Ella lo miró con odio. Como no dejaban de hablar, desde otras sillas los recriminaron. Carmen pidió disculpas y devolvió su atención al coro, pero sin la menor concentración. Pensaba que no iba a tener otra oportunidad para hablar con Volker, y Tomasso empezó a convertirse en una grave complicación. Se acercó a su oído y le rogó discreción.

—¿A cambio de qué?

Ella sabía lo que él deseaba.

—De que podáis visitarme mañana en mi casa.

—¿Solo un día?

—Quizá más…

El hombre se sintió satisfecho y accedió a guardar silencio, pero decidió no separarse de ella durante todo el concierto.

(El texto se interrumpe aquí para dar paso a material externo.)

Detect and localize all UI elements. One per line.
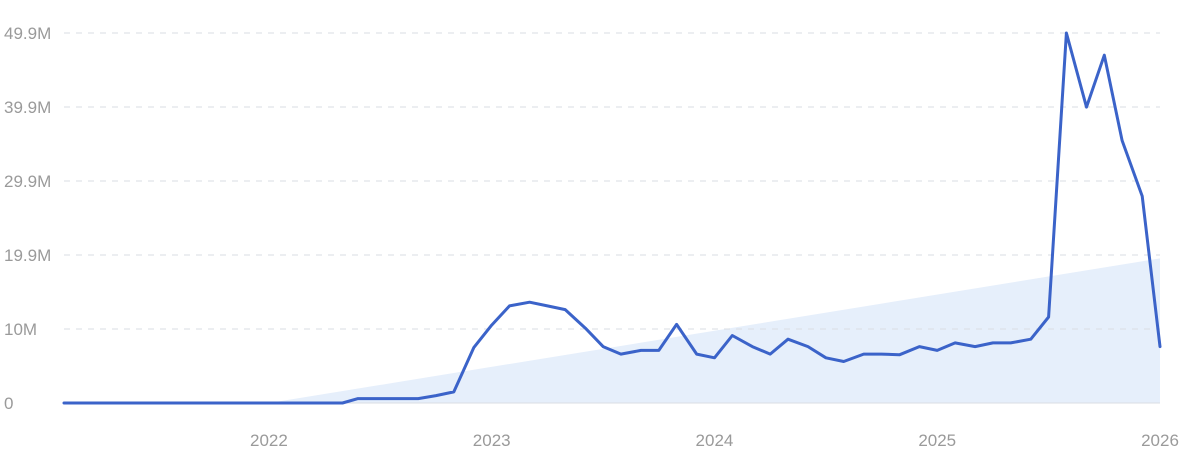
trend-area: [268, 258, 1160, 403]
series-line: [62, 31, 1162, 405]
x-tick-label: 2022: [250, 431, 288, 450]
x-tick-label: 2026: [1141, 431, 1179, 450]
x-tick-label: 2025: [918, 431, 956, 450]
y-tick-label: 29.9M: [4, 172, 51, 191]
y-tick-label: 19.9M: [4, 246, 51, 265]
y-tick-label: 49.9M: [4, 24, 51, 43]
y-tick-label: 39.9M: [4, 98, 51, 117]
x-tick-label: 2024: [696, 431, 734, 450]
y-tick-label: 10M: [4, 320, 37, 339]
x-tick-label: 2023: [473, 431, 511, 450]
y-tick-label: 0: [4, 394, 13, 413]
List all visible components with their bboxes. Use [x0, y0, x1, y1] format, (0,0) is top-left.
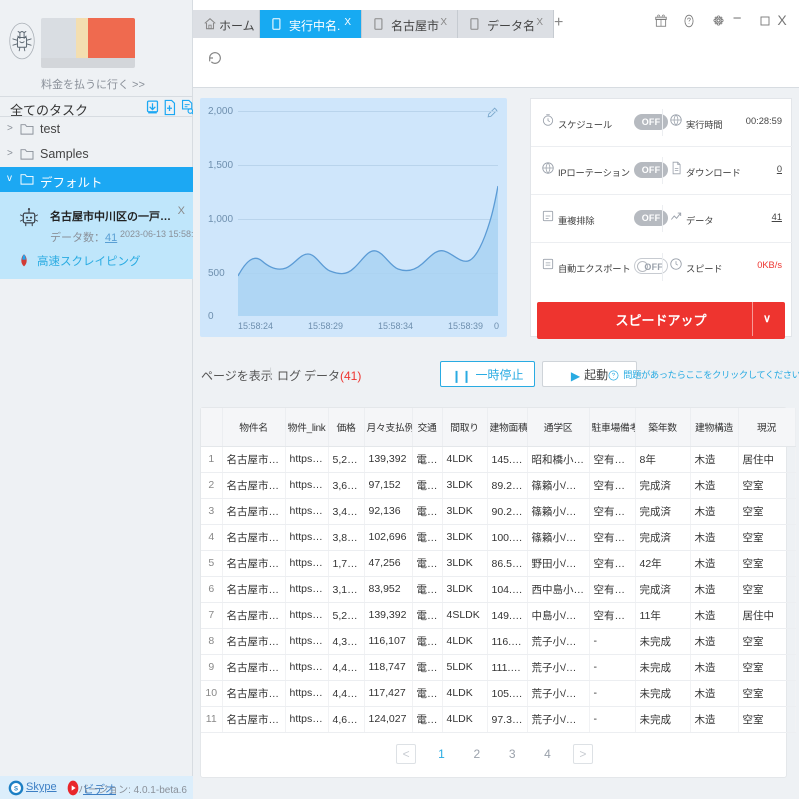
svg-text:S: S [14, 787, 18, 793]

Cuando se produjo el tan deseado descanso, Carmen se levantó con prisa y anunció que necesitaba ir a los servicios. Su madre se apuntó a acompañarla y Tomasso también para no perder su compañía.

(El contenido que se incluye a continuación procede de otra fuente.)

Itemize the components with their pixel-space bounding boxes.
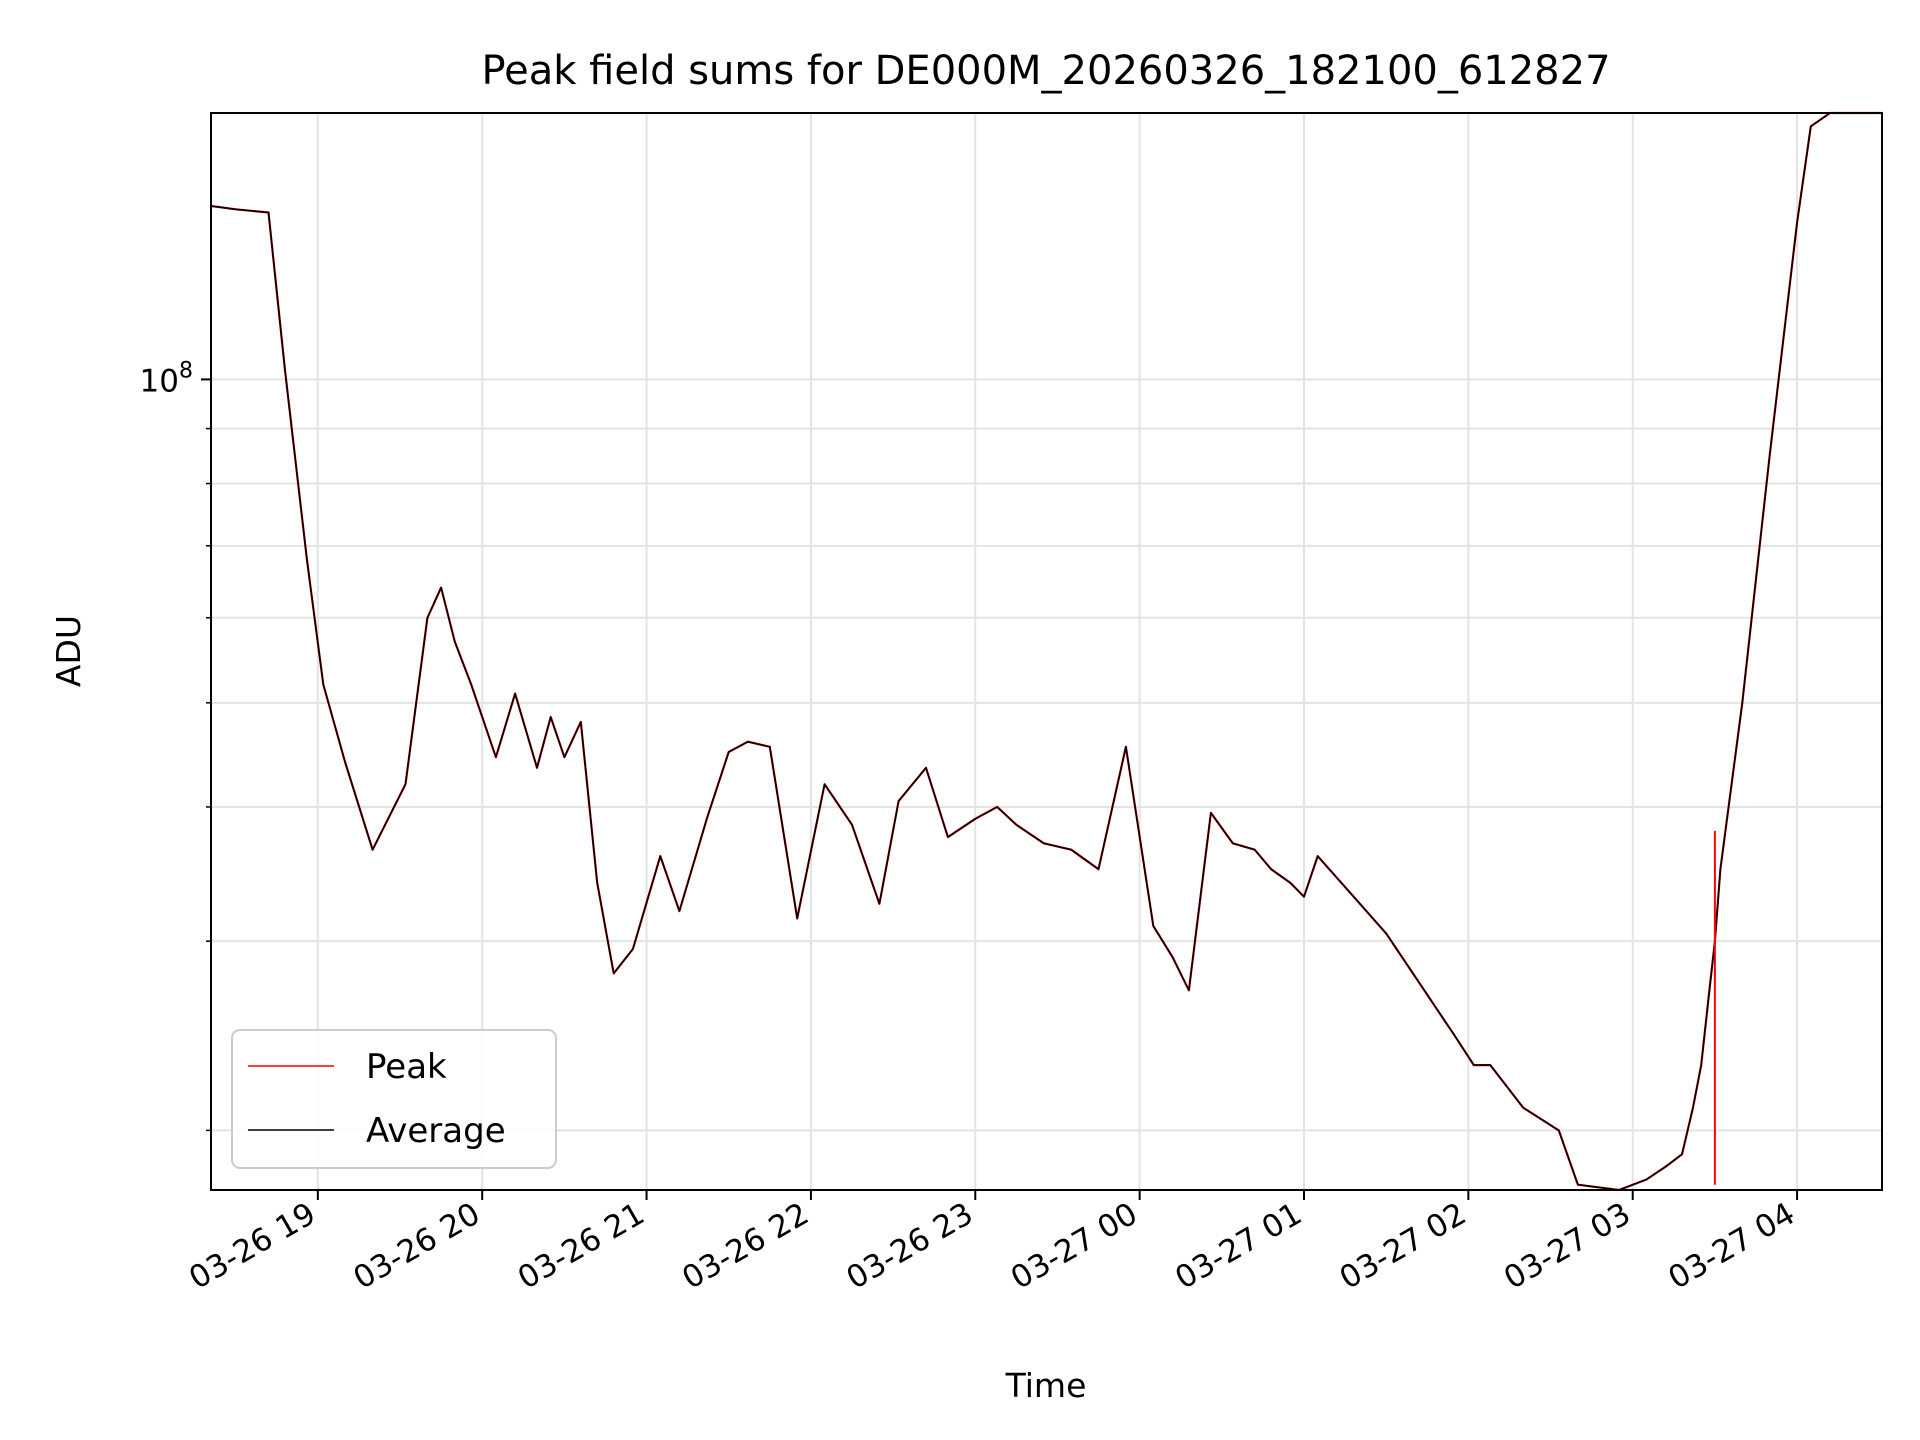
chart-title: Peak field sums for DE000M_20260326_1821… [481, 48, 1610, 94]
legend-box [231, 1029, 557, 1169]
plot-frame [210, 112, 1883, 1191]
y-axis-title: ADU [49, 615, 88, 687]
series-layer [210, 111, 1882, 1192]
x-axis-title: Time [1005, 1366, 1087, 1405]
y-tick-label: 108 [140, 358, 193, 399]
y-axis: 108 [140, 358, 211, 1132]
gridlines [211, 113, 1882, 1190]
legend: Peak Average [231, 1029, 557, 1169]
series-line-average [210, 112, 1882, 1191]
legend-label-average: Average [366, 1111, 506, 1151]
legend-label-peak: Peak [366, 1047, 447, 1087]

Carmen miraba de reojo a Volker mientras caminaba y lo seguía entre la gente, ocultándose entre unos y otros. El alemán estudió qué posibilidades tenía y se le ocurrió una idea. Buscó a uno de sus ayudantes y con una mirada le señaló a Tomasso para que lo interceptara. Obedeció sin preguntar sus motivos y fue hacia el veneciano. En pocos segundos estaba frente a él pidiéndole que se identificara. Tomasso, desconcertado, perdió de vista a Carmen y a su madre mientras le pedía explicaciones a quien se había presentado como agente del virrey.

Volker vio en parte despejado su objetivo. Ahora solo necesitaba separar a Carmen unos segundos de su madre para trasladarle el mensaje que acababa de escribir, al imaginar las dificultades que tendrían para conseguir unos instantes de intimidad.

Calculó el espacio que separaba a Carmen de los servicios a los que con seguridad iba, y aceleró el paso. Ella lo vio venir, pero también su madre.

—No quiero ninguna escena —le advirtió.

El corazón de Carmen palpitaba con fuerza sin saber qué hacer. Volker iba a pasar a su lado y su madre no iba a dejarle ni saludar. Y cuando lo tuvo encima su mano rozó la suya y sintió que le pasaba un pequeño papel. Lo distrajo entre su manga, sin que su madre advirtiera nada, y fue a los baños. Una vez dentro, se separaron, consiguió abrir el papel, y al leer su contenido se le iluminó la cara.

Al terminar el concierto la esperaría con dos caballos para huir juntos.

II

En la isla de Tabarca, a escasa distancia de Alicante, los corsarios berberiscos disponían de una discreta delegación que oficialmente no existía, pero que todos sabían encontrar cuando se necesitaba. A lo largo de su historia, la isla había pasado por distintas manos, unas veces ondeaba la enseña corsaria y otras permanecía en poder cristiano, pero para las funciones que se esperaba de ella les venía bien a unos y a otros.

Allí, en esa isla, al igual que sucedía en algunos otros discretos lugares de la costa, era donde se solían pagar los rescates, aunque también existían algunas oficinas en ciudades como Londres o París, donde se realizaban las negociaciones de más alto nivel cuando el sujeto y objeto del canje era de renombre.

Entre todos los turbios negocios que caracterizaban a los corsarios, este era el que les daba mayores ingresos. Por ese motivo, durante una buena parte del año, se dedicaban a saquear poblaciones costeras, llevándose una parte de su población, a capturar las tripulaciones de otros barcos, o a realizar secuestros selectivos, para luego vender los prisioneros como esclavos o canjearlos por dinero.